Posts Tagged ‘Kristen Radtke’

‘Imagine Wanting Only This’ by Kristen Radtke – Everything is Only Temporary

 

‘Imagine Wanting Only This’, a graphic memoir by Kristen Radtke   (2017) – 277 pages

The event that drives this graphic memoir ‘Imagine Wanting Only This’ is the early sudden death of the narrator’s beloved favorite Uncle Dan when she was a young girl. Later she discovers that she may also have the congenital heart condition that took her Uncle Dan. From then on, she is consumed with the impermanence of life and everything else and devotes much of her energy to studying it.  Not only lives are temporary but also buildings that go to ruins and even relationships which end. .  At one point Radtke writes that she’s “consumed by the question of how something that is can become, very suddenly, something that isn’t.”

Radtke’s approach is somewhat scattered with her taking incidents from around the world as part of her obsession with temporariness.  One incident she dwells on is the Peshtigo Fire of 1871 in her and my home state of Wisconsin which took more than 1200 lives.  Her travels take her to an abandoned church in Gary, Indiana to a village in Iceland decimated by a volcano to a deserted military base in the Philippines.

The graphics in this book are interesting throughout.  One quality is the many varied drawings throughout this graphic memoir.  However there is such a thing as being too earnest.
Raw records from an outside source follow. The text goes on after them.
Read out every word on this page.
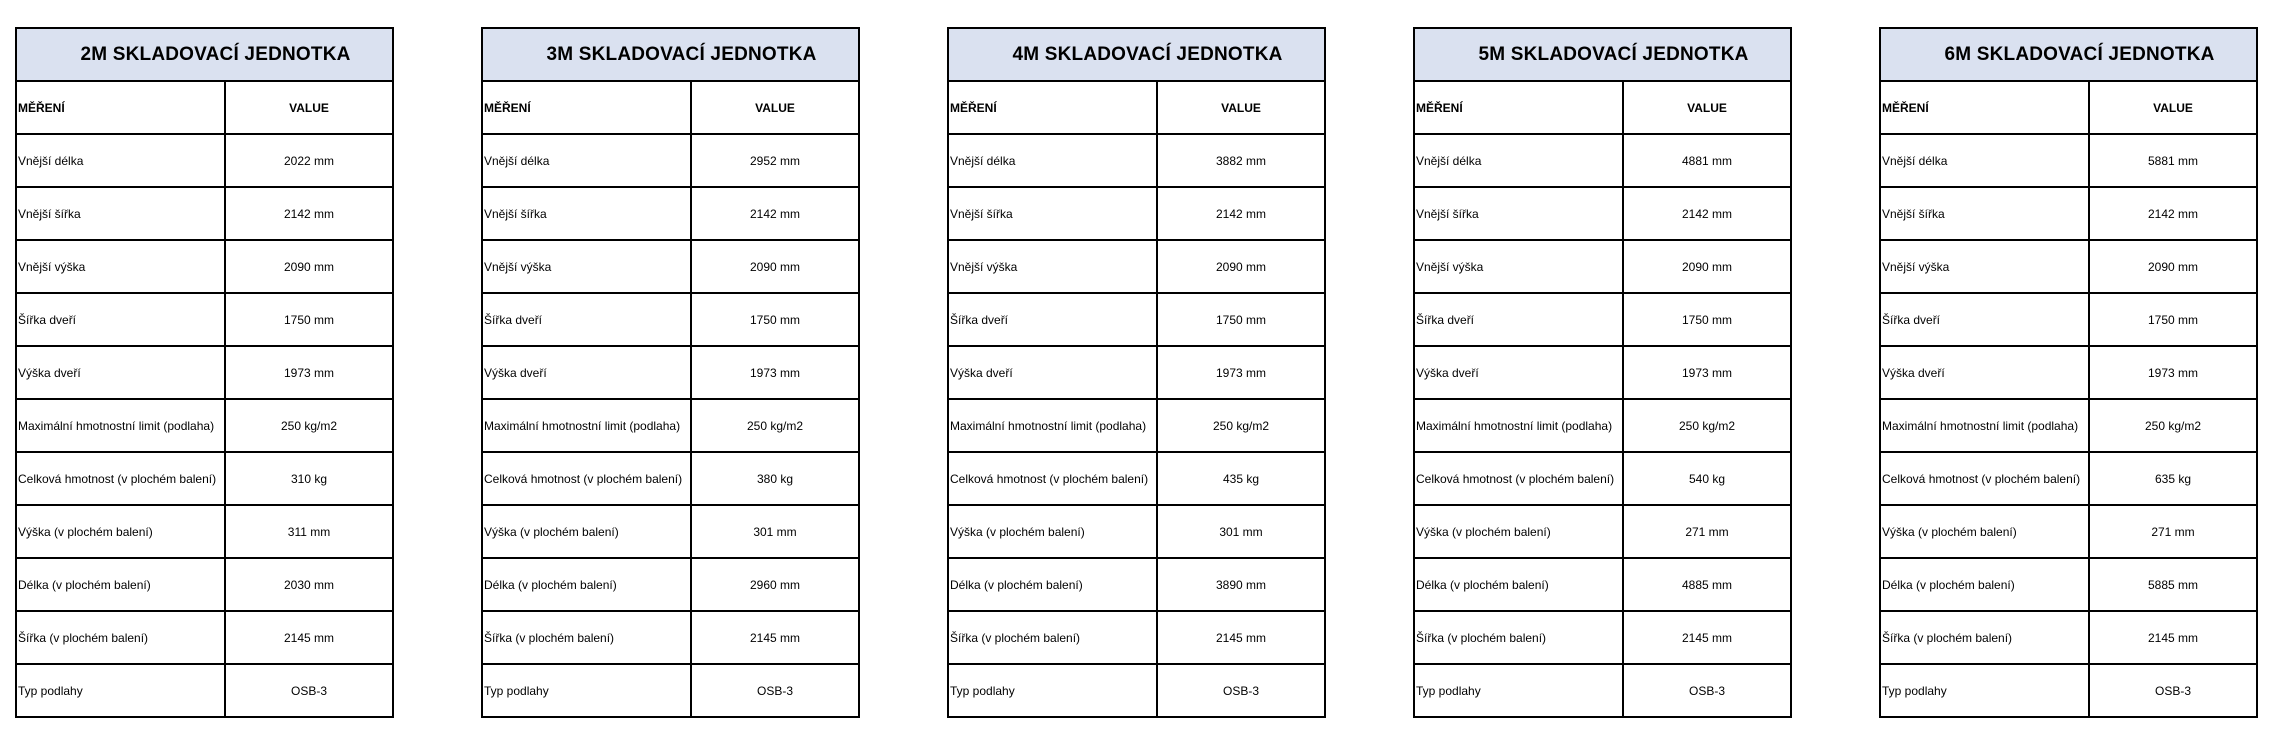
2M SKLADOVACÍ JEDNOTKA	
MĚŘENÍ	VALUE
Vnější délka	2022 mm
Vnější šířka	2142 mm
Vnější výška	2090 mm
Šířka dveří	1750 mm
Výška dveří	1973 mm
Maximální hmotnostní limit (podlaha)	250 kg/m2
Celková hmotnost (v plochém balení)	310 kg
Výška (v plochém balení)	311 mm
Délka (v plochém balení)	2030 mm
Šířka (v plochém balení)	2145 mm
Typ podlahy	OSB-3
3M SKLADOVACÍ JEDNOTKA	
MĚŘENÍ	VALUE
Vnější délka	2952 mm
Vnější šířka	2142 mm
Vnější výška	2090 mm
Šířka dveří	1750 mm
Výška dveří	1973 mm
Maximální hmotnostní limit (podlaha)	250 kg/m2
Celková hmotnost (v plochém balení)	380 kg
Výška (v plochém balení)	301 mm
Délka (v plochém balení)	2960 mm
Šířka (v plochém balení)	2145 mm
Typ podlahy	OSB-3
4M SKLADOVACÍ JEDNOTKA	
MĚŘENÍ	VALUE
Vnější délka	3882 mm
Vnější šířka	2142 mm
Vnější výška	2090 mm
Šířka dveří	1750 mm
Výška dveří	1973 mm
Maximální hmotnostní limit (podlaha)	250 kg/m2
Celková hmotnost (v plochém balení)	435 kg
Výška (v plochém balení)	301 mm
Délka (v plochém balení)	3890 mm
Šířka (v plochém balení)	2145 mm
Typ podlahy	OSB-3
5M SKLADOVACÍ JEDNOTKA	
MĚŘENÍ	VALUE
Vnější délka	4881 mm
Vnější šířka	2142 mm
Vnější výška	2090 mm
Šířka dveří	1750 mm
Výška dveří	1973 mm
Maximální hmotnostní limit (podlaha)	250 kg/m2
Celková hmotnost (v plochém balení)	540 kg
Výška (v plochém balení)	271 mm
Délka (v plochém balení)	4885 mm
Šířka (v plochém balení)	2145 mm
Typ podlahy	OSB-3
6M SKLADOVACÍ JEDNOTKA	
MĚŘENÍ	VALUE
Vnější délka	5881 mm
Vnější šířka	2142 mm
Vnější výška	2090 mm
Šířka dveří	1750 mm
Výška dveří	1973 mm
Maximální hmotnostní limit (podlaha)	250 kg/m2
Celková hmotnost (v plochém balení)	635 kg
Výška (v plochém balení)	271 mm
Délka (v plochém balení)	5885 mm
Šířka (v plochém balení)	2145 mm
Typ podlahy	OSB-3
The subject here – impermanence – is so deep it begs for a lighter approach.  More humor and lightness in the drawings would have helped.
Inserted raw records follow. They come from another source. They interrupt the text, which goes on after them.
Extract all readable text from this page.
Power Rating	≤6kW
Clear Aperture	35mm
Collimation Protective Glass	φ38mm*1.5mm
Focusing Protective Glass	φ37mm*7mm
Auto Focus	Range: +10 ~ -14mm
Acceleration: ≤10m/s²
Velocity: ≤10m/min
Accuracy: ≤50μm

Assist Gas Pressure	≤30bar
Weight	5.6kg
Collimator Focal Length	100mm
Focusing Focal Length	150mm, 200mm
 I do have one quibble. When Radtke portrays a TV news program about an abandoned Detroit neighborhood, she shows a scene from Fox News.  It is difficult not to deride anything associated with this propaganda network, and that detracts from the gravity of Radtke’s theme.
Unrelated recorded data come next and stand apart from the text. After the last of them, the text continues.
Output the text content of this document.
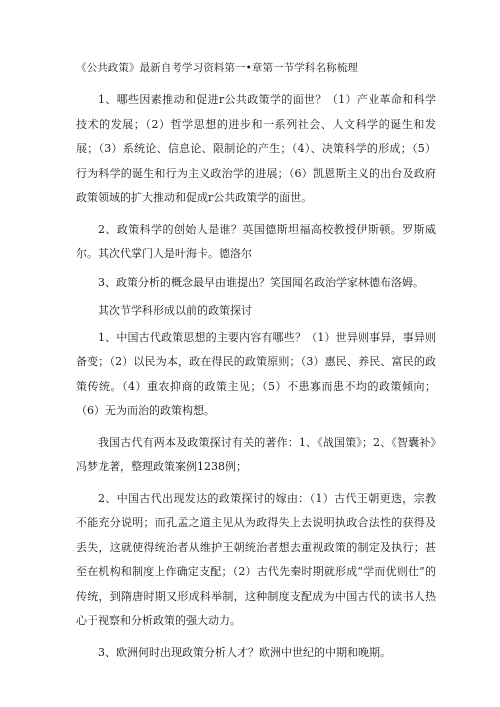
《公共政策》最新自考学习资料第一•章第一节学科名称梳理

1、哪些因素推动和促进r公共政策学的面世？（1）产业革命和科学技术的发展；（2）哲学思想的进步和一系列社会、人文科学的诞生和发展；（3）系统论、信息论、限制论的产生；（4）、决策科学的形成；（5）行为科学的诞生和行为主义政治学的进展；（6）凯恩斯主义的出台及政府政策领域的扩大推动和促成r公共政策学的面世。

2、政策科学的创始人是谁？英国德斯坦福高校教授伊斯顿。罗斯威尔。其次代掌门人是叶海卡。德洛尔

3、政策分析的概念最早由谁提出？笑国闻名政治学家林德布洛姆。

其次节学科形成以前的政策探讨

1、中国古代政策思想的主要内容有哪些？（1）世异则事异，事异则备变；（2）以民为本，政在得民的政策原则；（3）惠民、养民、富民的政策传统。（4）重农抑商的政策主见；（5）不患寡而患不均的政策倾向；（6）无为而治的政策构想。

我国古代有两本及政策探讨有关的著作：1、《战国策》；2、《智囊补》冯梦龙著，整理政策案例1238例；

2、中国古代出现发达的政策探讨的嫁由：（1）古代王朝更迭，宗教不能充分说明；而孔孟之道主见从为政得失上去说明执政合法性的获得及丢失，这就使得统治者从维护王朝统治者想去重视政策的制定及执行；甚至在机构和制度上作确定支配；（2）古代先秦时期就形成“学而优则仕”的传统，到隋唐时期又形成科举制，这种制度支配成为中国古代的读书人热心于视察和分析政策的强大动力。

3、欧洲何时出现政策分析人才？欧洲中世纪的中期和晚期。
I don’t believe I have read any graphic book with a theme as serious as this one unless it was Maus and Maus II by Art Spiegelman about the Holocaust or ‘Persepolis’ by Marjane Satrapi about the Islamic Revolution in Iran.  However both of these other authors found ways to lighten their stories.  There is nothing lightening the melancholy mood in ‘Imagine Wanting Only This’ which takes itself somewhat too seriously.

I found Radtke’s approach to her subject just too diffuse and though she attempts to reach a unifying theme she does not quite succeed.  With her scattered approach, Radtke does not achieve the depth that her big subject of impermanence warrants.